Poco ho da aggiungere alle cronache ufficiali sulla rivolta contro il Carpegna.
La mummia incoronata avea passato il segno, e se non lei i loschi figuri che ancora la animavano.
Noi Montesa forzammo la volontà del nostro Gran Maestro acciocché sottraesse lo scettro a tanta putredine, il popolo tutto si unì alla nostra prece, e persino il giudice, il direttore dell'accademia ed il Vassallo di Valencia si schierarono con noi.
Quest'ultimo, ritengo, ci seguì a malincuore, avendo divisato di poter esser egli stesso a risollevare i nostri destini, ma poiché pronto non era e stolto neppure fece mostra d'entusiasmo..
Fosse stato possibile irromper d'impeto a palazzo, la questione sarebbe stata risolta in un momento: ma i necessari preparativi richiesero tempo e così, pur cogliendo il successo, fummo coglionati.
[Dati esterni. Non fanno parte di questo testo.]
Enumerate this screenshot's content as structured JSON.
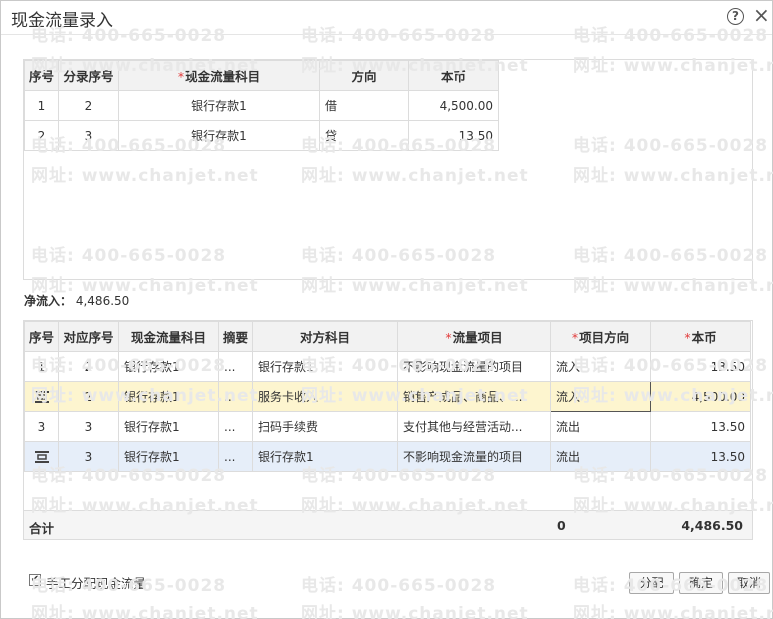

Fabio Massimo fu re senza spargimento di sangue, ma senza il becco di un quattrino, imperocché la mummia e tutti i suoi tesori s'eran dileguati per un passaggio segreto. I dettagli ci furon rivelati da una spaurita e graziosa giovinetta che, per quanto ne so, tuttora presta servizio nella dimora reale, presumo con maggior soddisfazione che in passato.
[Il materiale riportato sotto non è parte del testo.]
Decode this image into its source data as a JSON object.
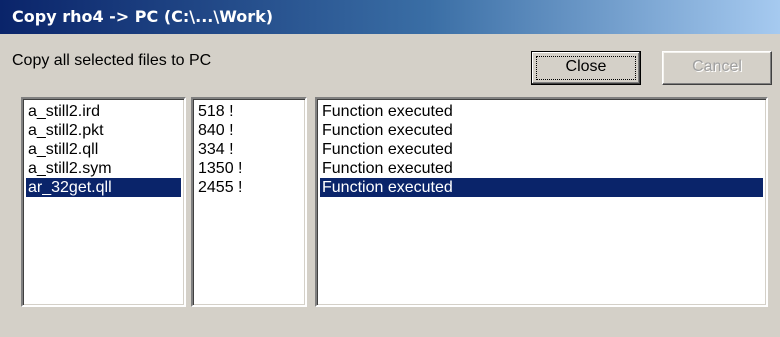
{
  "window": {
    "title": "Copy rho4 -> PC (C:\\...\\Work)"
  },
  "dialog": {
    "caption": "Copy all selected files to PC",
    "close_label": "Close",
    "cancel_label": "Cancel"
  },
  "files": [
    {
      "name": "a_still2.ird",
      "size": "518 !",
      "status": "Function executed",
      "selected": false
    },
    {
      "name": "a_still2.pkt",
      "size": "840 !",
      "status": "Function executed",
      "selected": false
    },
    {
      "name": "a_still2.qll",
      "size": "334 !",
      "status": "Function executed",
      "selected": false
    },
    {
      "name": "a_still2.sym",
      "size": "1350 !",
      "status": "Function executed",
      "selected": false
    },
    {
      "name": "ar_32get.qll",
      "size": "2455 !",
      "status": "Function executed",
      "selected": true
    }
  ],
  "colors": {
    "title_bar_start": "#0a246a",
    "title_bar_end": "#a6caf0",
    "dialog_face": "#d4d0c8",
    "selection": "#0a246a"
  }
}
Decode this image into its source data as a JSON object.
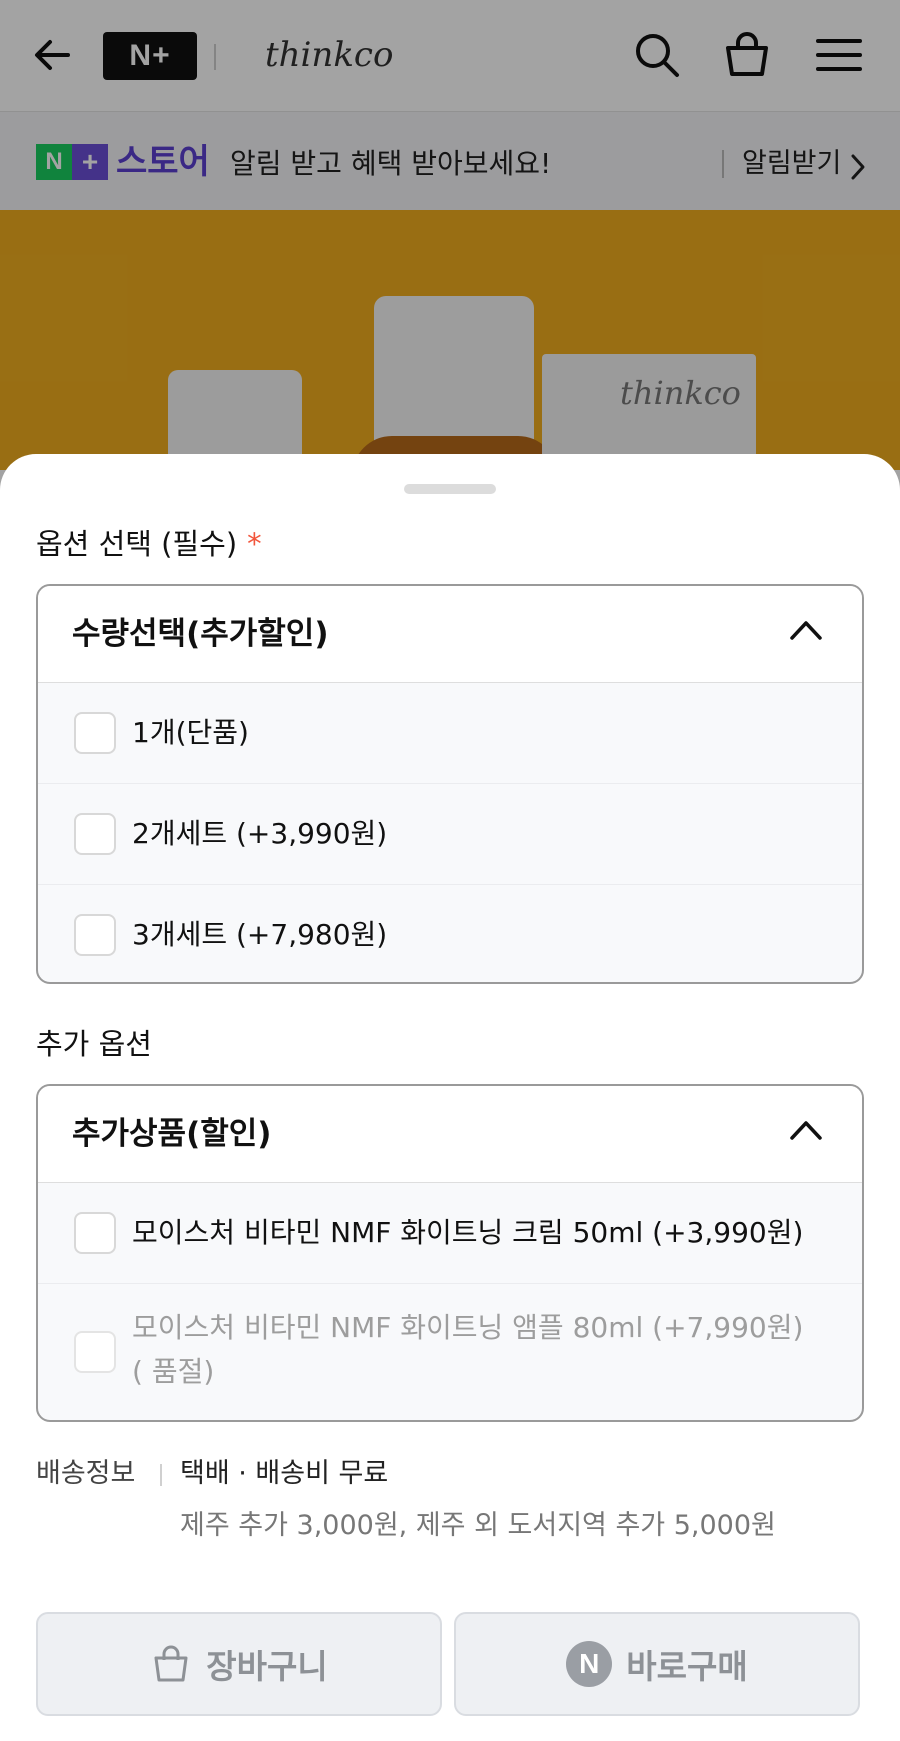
{
  "header": {
    "logo_text": "N+",
    "brand_name": "thinkco"
  },
  "notice": {
    "store_badge": "N+",
    "store_label": "스토어",
    "message": "알림 받고 혜택 받아보세요!",
    "action_label": "알림받기"
  },
  "hero": {
    "box_brand": "thinkco"
  },
  "sheet": {
    "required_section": {
      "title": "옵션 선택 (필수)",
      "required_mark": "*",
      "group_title": "수량선택(추가할인)",
      "options": [
        {
          "label": "1개(단품)",
          "checked": false
        },
        {
          "label": "2개세트 (+3,990원)",
          "checked": false
        },
        {
          "label": "3개세트 (+7,980원)",
          "checked": false
        }
      ]
    },
    "additional_section": {
      "title": "추가 옵션",
      "group_title": "추가상품(할인)",
      "options": [
        {
          "label": "모이스처 비타민 NMF 화이트닝 크림 50ml (+3,990원)",
          "checked": false,
          "disabled": false
        },
        {
          "label": "모이스처 비타민 NMF 화이트닝 앰플 80ml (+7,990원) ( 품절)",
          "checked": false,
          "disabled": true
        }
      ]
    },
    "shipping": {
      "label": "배송정보",
      "value": "택배 · 배송비 무료",
      "extra": "제주 추가 3,000원, 제주 외 도서지역 추가 5,000원"
    },
    "buttons": {
      "cart_label": "장바구니",
      "buy_badge": "N",
      "buy_label": "바로구매"
    }
  },
  "colors": {
    "hero_background": "#f0ad1f",
    "store_green": "#19ce60",
    "store_purple": "#5b3fd0",
    "required_star": "#f2553b",
    "disabled_button_text": "#8d9196"
  },
  "icons": [
    "back-arrow-icon",
    "search-icon",
    "shopping-bag-icon",
    "hamburger-menu-icon",
    "chevron-right-icon",
    "chevron-up-icon",
    "cart-icon"
  ]
}
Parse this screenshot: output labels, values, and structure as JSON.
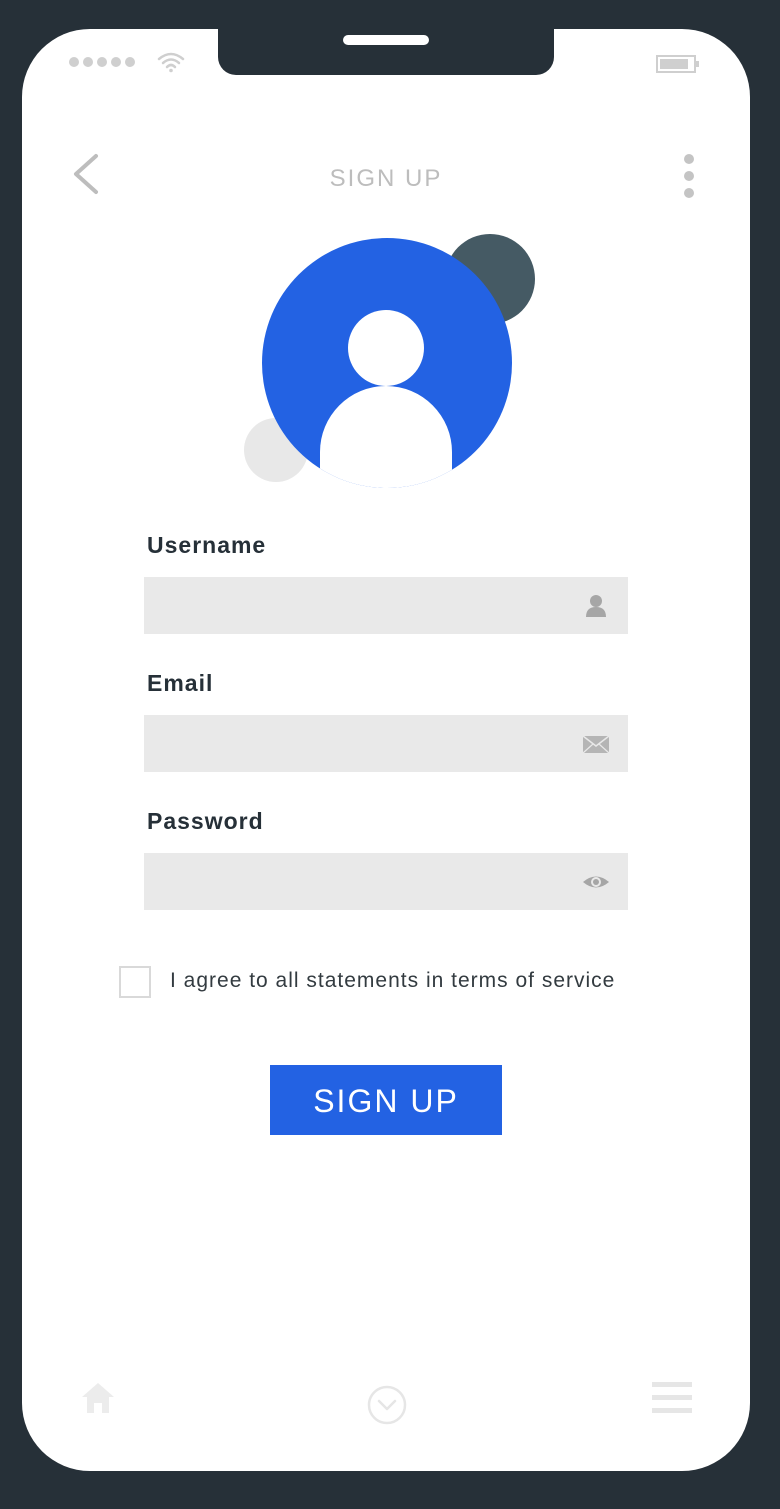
{
  "status_bar": {
    "signal_dots": 5,
    "wifi_icon": "wifi-icon",
    "battery_icon": "battery-icon"
  },
  "header": {
    "title": "SIGN UP",
    "back_icon": "chevron-left-icon",
    "more_icon": "more-vertical-icon"
  },
  "avatar": {
    "icon": "user-icon",
    "color": "#2362e3"
  },
  "form": {
    "username": {
      "label": "Username",
      "value": "",
      "icon": "user-icon"
    },
    "email": {
      "label": "Email",
      "value": "",
      "icon": "mail-icon"
    },
    "password": {
      "label": "Password",
      "value": "",
      "icon": "eye-icon"
    },
    "terms": {
      "label": "I agree to all statements in terms of service",
      "checked": false
    },
    "submit_label": "SIGN UP"
  },
  "bottom_nav": {
    "items": [
      {
        "icon": "home-icon"
      },
      {
        "icon": "chevron-down-circle-icon"
      },
      {
        "icon": "menu-icon"
      }
    ]
  },
  "colors": {
    "accent": "#2362e3",
    "frame": "#263038",
    "field_background": "#e9e9e9",
    "decor_dark": "#455a64"
  }
}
Quel giorno stesso fui capitano della guardia, non tanto per virtù mia quanto per il buon cuore di Carlo, che assunse il comando dei Montesa e lasciò a me l'alloggio di servizio.
Di quelle stanze ne avevo un gran bisogno, essendo fuor discussione ch'io potessi acquistar casa e assai disdicevole che continuassi a sperperar li liquidi in taverna; però, in quei primi tempi, fui guerriero senza riposo.
Dapprima dovetti occuparmi delle requisizioni in danno del Carpegna, poi il Condè mi segnalò che i Portoghesi gli chiedevano assistenza per l'impresa di Braganza.
La gran calura ed il delicato momento politico non eran, per noi, propizi alla spedizione, ma il nuovo ruolo pubblico impediva, a me personalmente, di defilarmi.
Senza gran convinzione affidai ad un banditore la mia richiesta di volontari, ed il risultato fu doppiamente sorprendente: ne accorsero in buon numero e, anziché i compagni di sempre, si trattava di reclute della milizia.
L'unico volto vagamente familiare era quello del giovane Teobaldo, parente ed erede di un amico passato a miglior vita. Era sicuramente l'elemento più dotato e meglio equipaggiato, ma le sue scarpe stavan cadendo a pezzi e dovetti passargli quelle mie.
Quel contingente improvvisato mi avrebbe riempito d'orgoglio: fu il più rapido a schierarsi in campo, si batté con efficacia, e uscì dalla prova con modestissime sofferenze.
Io spacciai senza gran fatica il mio paio di buzzurri, ma di tal risultato non meno gran vanto.
Vero trofeo della giornata fu l'arruolamento dei Varano in nostra armata.